Ah! bonheur et bonheur d'aimer! philtre de vie qui renouvelle toutes choses! source à laquelle une fois uni, le cœur se répand de là sur le monde entier, comme un torrent qui prend sa course! A peine les amants se retrouvèrent-ils, leurs prunelles se dessillèrent, leur âme fut toute changée par une espèce d'enchantement. Jamais les couleurs du soleil ne leur avaient paru si brillantes, le ciel d'une sérénité aussi splendide et aussi continuelle. Ils jouissaient avec transport, d'une fleur, d'une herbe, d'un nuage, des humbles objets qui les entouraient; leurs moindres actions étaient mêlées d'une joie et d'une impétuosité extraordinaires; de leurs yeux, jaillissait un esprit qui animait pour eux, tout l'univers. Jusqu'à ce quartier gueux et noir, mal peuple, mal pavé, mal bâti, qui dort à l'ombre du Panthéon, les brins d'herbe entre les pavés, les croisées où séchaient des guenilles, et l'étroite et petite rue du Puits-qui-parle, bordée de masures branlantes et de vieux murs de jardin, leur semblaient les plus beaux endroits, que tous deux eussent vus sur la terre; et lorsqu'ils découvraient de loin, leur porte basse dans la muraille, avec l'ancien avis collé dessus, et écrit à la main:

Pour les lettres et réclamations, s'adresser à M. Spitzer neveu,

que ni Otto ni Giulia ne songeait jamais à arracher, ils sentaient éclater en eux une lumière intérieure, qui leur dévoilait combien ils aimaient.

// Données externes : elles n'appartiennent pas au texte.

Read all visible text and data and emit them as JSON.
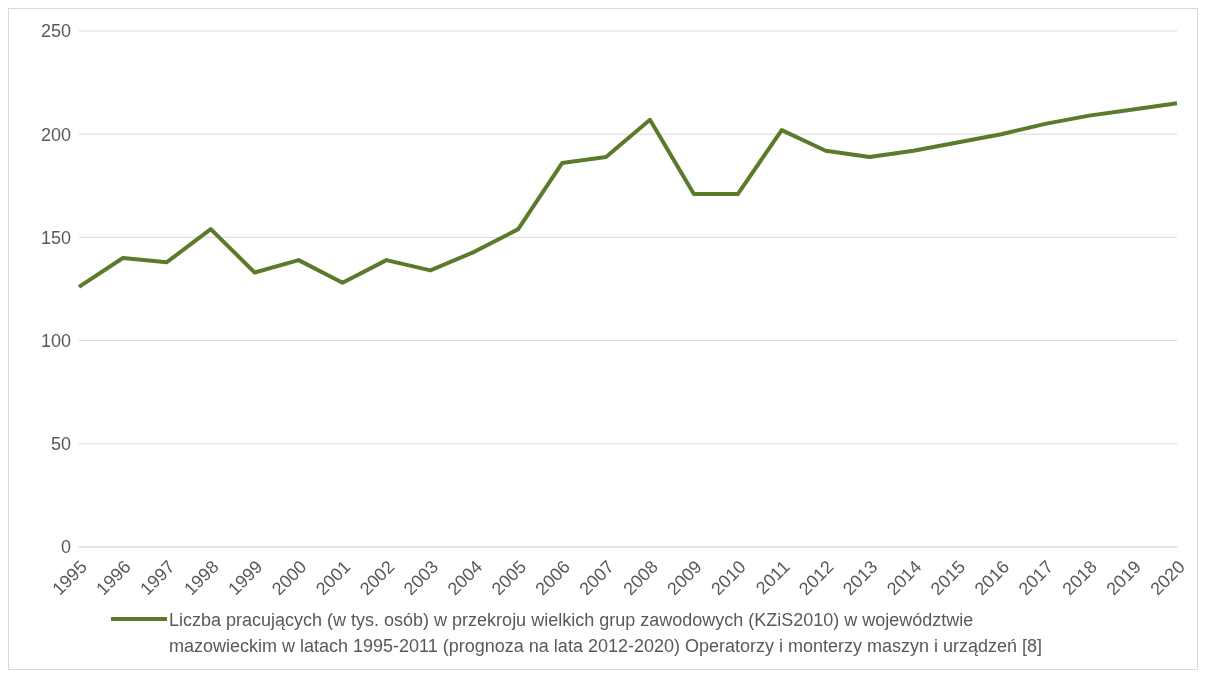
{
  "chart_data": {
    "type": "line",
    "categories": [
      "1995",
      "1996",
      "1997",
      "1998",
      "1999",
      "2000",
      "2001",
      "2002",
      "2003",
      "2004",
      "2005",
      "2006",
      "2007",
      "2008",
      "2009",
      "2010",
      "2011",
      "2012",
      "2013",
      "2014",
      "2015",
      "2016",
      "2017",
      "2018",
      "2019",
      "2020"
    ],
    "series": [
      {
        "name": "Liczba pracujących (w tys. osób) w przekroju wielkich grup zawodowych (KZiS2010) w województwie mazowieckim w latach 1995-2011 (prognoza na lata 2012-2020) Operatorzy i monterzy maszyn i urządzeń [8]",
        "color": "#5b7a2c",
        "values": [
          126,
          140,
          138,
          154,
          133,
          139,
          128,
          139,
          134,
          143,
          154,
          186,
          189,
          207,
          171,
          171,
          202,
          192,
          189,
          192,
          196,
          200,
          205,
          209,
          212,
          215
        ]
      }
    ],
    "ylim": [
      0,
      250
    ],
    "yticks": [
      0,
      50,
      100,
      150,
      200,
      250
    ],
    "grid": "y",
    "legend": "bottom",
    "marker": "none",
    "line_style": "solid"
  }
}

Leur tendresse rompue pendant deux journées, maintenant réconciliée, se reprenait plus étroitement; leur âme avait plaisir à serrer ses nœuds: et ravis après ces mortelles langueurs, du réveil de leur passion, ils ne savaient comment bien répandre leur cœur, et se prouver leur grand amour, dans cet infini qui les remplissait. Tout en courant par la maison, ils se suivaient, s'appelaient, s'embrassaient, se rajustaient les habits, ou bien, se les dérangeaient par badinage, et se parlaient d'une voix tendre, uniquement pour se dire «toi» et goûter le délice nouveau de cette familiarité. Mais, à si peu de jours de la Schlosser, les mêmes propos de tendresse qu'Otto avait tenus à celle-ci, les mêmes pensées, les mêmes phrases, jusqu'au même arrangement et aux mêmes mots, se retrouvèrent sur ses lèvres; de manière que, peu à peu, et quelque ennui qu'il en eût, l'amant nomma la Belcredi de ces mêmes termes mignards dont il avait appelé la danseuse,—tant l'homme a des ressources bornées, pour exprimer l'infini de son cœur!